Their, they’re and there. Whom and whose. The Oxford comma. The singular “they” pronoun. To English language purists, them are fightin’ words! The Guardians of Grammar will fight to the death to protect the purity of the English language, and these are the battles at the forefront of the language wars.
The singular they has been around for centuries, as far back as the 14th century, according to Fowler’s Dictionary of Modern English Usage, and I’m betting it’s been the bane of high school English teachers almost as long. It’s just so easy to use they instead of he/she, him/her or (s)he, not to mention sounding so much less awkward.
For those who insist on the proper use of the language, I have bad news: it’s not going to go away. Why? Because it solves a problem without sounding weird, and it mimics what has long been acceptable in spoken English. At this point, trying to eradicate the use of the singular they is going to be like prying smart phones out of the hands of teenagers – it can’t be done. Besides, if you’re really serious about being an English language purist, you’re living in the wrong century.
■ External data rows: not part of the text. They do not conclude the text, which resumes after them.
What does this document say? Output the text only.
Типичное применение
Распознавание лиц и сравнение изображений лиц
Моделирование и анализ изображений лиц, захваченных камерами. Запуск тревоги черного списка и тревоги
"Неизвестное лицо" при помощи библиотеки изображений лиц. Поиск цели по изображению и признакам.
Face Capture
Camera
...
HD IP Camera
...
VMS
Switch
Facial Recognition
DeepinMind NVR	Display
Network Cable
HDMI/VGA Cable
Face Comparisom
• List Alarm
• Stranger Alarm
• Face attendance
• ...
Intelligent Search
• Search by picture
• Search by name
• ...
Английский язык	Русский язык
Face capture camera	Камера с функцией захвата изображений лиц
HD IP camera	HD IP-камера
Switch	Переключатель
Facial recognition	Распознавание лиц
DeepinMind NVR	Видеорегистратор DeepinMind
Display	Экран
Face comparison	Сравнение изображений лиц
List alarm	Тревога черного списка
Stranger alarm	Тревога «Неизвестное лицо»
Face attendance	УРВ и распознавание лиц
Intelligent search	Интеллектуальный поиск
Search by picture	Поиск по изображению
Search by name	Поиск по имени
You might want to consider reverting back to the language of Chaucer, as in this excerpt from The Canterbury Tales:
“Get me a staf, that I may underspore,
Whil that thou, Robyn, hevest up the dore.
He shal out of his studiyng, as I gesse.”
And to the chambre dore he gan hym dresse.
His knave was a strong carl for the nones,
And by the haspe he haaf it of atones;
Into the floor the dore fil anon.
Makes the use of they as a singular pronoun seem positively preferable, doesn’t it?